No Venue Change for Trial of Homecoming Deaths

TULSA, Okla. (CN) — An Oklahoma state judge Wednesday denied a request to move the trial of the woman accused of killing four people with her car at Oklahoma State University’s homecoming parade last year, paving the way for trial.

Associate District Judge Stephen Kistler denied a defense motion to move the trial of 26-year-old Adacia Avery Chambers out of Payne County.

She has pleaded not guilty to four counts of second-degree murder and 42 counts of assault and battery by means of force likely to produce death.

Her attorney Tony Coleman, of Oklahoma City, filed the motion two months ago. He told a judge Wednesday that police created a “media frenzy” by holding press conferences after Chambers’ arrest and saying she was intoxicated at the time of the crash.

Coleman argued in his motion that “widespread pretrial medial publicity” and “community support and identifications with the victims” would make it impossible for Chambers to get a fair trial in Payne County.

In rejecting the motion, Kistler said that Payne County is “much more than OSU, much more than Stillwater.”

He rejected the motion despite several community members’ testifying in favor of a venue change.

Stillwater resident and former state Sen.
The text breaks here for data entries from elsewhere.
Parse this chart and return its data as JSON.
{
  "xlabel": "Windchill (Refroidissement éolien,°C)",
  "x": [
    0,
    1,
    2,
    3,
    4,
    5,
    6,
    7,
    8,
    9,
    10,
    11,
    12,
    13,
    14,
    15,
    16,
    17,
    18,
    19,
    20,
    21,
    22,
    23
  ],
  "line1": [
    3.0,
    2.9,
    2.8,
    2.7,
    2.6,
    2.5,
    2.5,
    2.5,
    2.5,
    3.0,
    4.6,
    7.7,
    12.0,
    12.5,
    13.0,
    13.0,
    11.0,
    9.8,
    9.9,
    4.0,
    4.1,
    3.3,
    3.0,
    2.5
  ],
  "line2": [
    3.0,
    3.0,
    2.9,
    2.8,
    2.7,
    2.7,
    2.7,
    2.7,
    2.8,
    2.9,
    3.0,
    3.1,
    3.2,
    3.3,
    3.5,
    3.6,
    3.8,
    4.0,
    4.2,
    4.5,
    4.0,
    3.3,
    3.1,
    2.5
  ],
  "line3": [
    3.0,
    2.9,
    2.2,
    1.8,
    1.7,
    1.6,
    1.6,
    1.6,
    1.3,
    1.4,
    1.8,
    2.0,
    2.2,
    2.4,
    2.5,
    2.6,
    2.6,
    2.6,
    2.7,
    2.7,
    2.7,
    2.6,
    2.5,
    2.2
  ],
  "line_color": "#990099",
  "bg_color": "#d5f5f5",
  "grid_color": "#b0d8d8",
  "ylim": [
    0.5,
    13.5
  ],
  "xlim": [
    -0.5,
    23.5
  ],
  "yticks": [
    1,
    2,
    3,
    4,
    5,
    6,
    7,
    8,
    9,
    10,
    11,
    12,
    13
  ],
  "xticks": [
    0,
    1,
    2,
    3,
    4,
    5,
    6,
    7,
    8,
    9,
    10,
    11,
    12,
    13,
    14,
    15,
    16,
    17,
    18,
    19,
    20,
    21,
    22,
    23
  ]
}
Ed Long told the court he did not know “anybody who doesn’t believe” Chambers is guilty,” the Tulsa World newspaper reported.
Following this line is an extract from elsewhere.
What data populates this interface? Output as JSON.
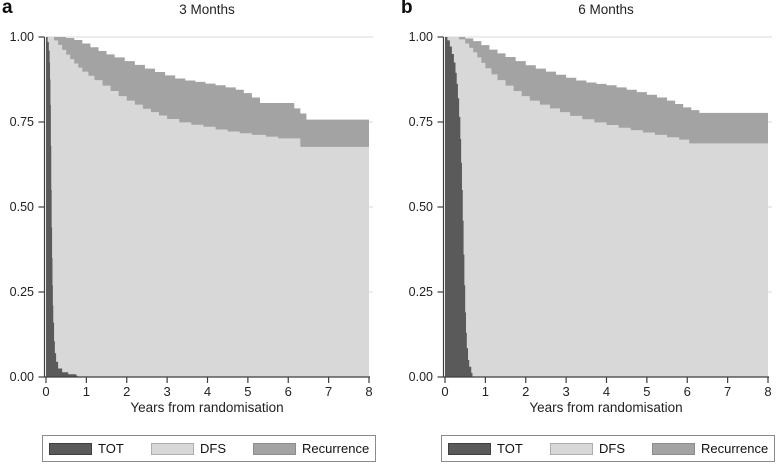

Kistler also heard testimony on whether Chambers’ statements immediately after the crash should be admissible.

Chambers allegedly “admitted to having a history of suicidal attempts” when she was booked, and said “she was suicidal at the time of the incident but not at the time of booking,” according to an affidavit.

Kistler ruled that the statements are admissible, that Chambers voluntarily made the statements to officers, that they were not part of a custodial interrogation.

Chambers’ trial is scheduled to begin on Jan. 10. She is in county jail pending trial.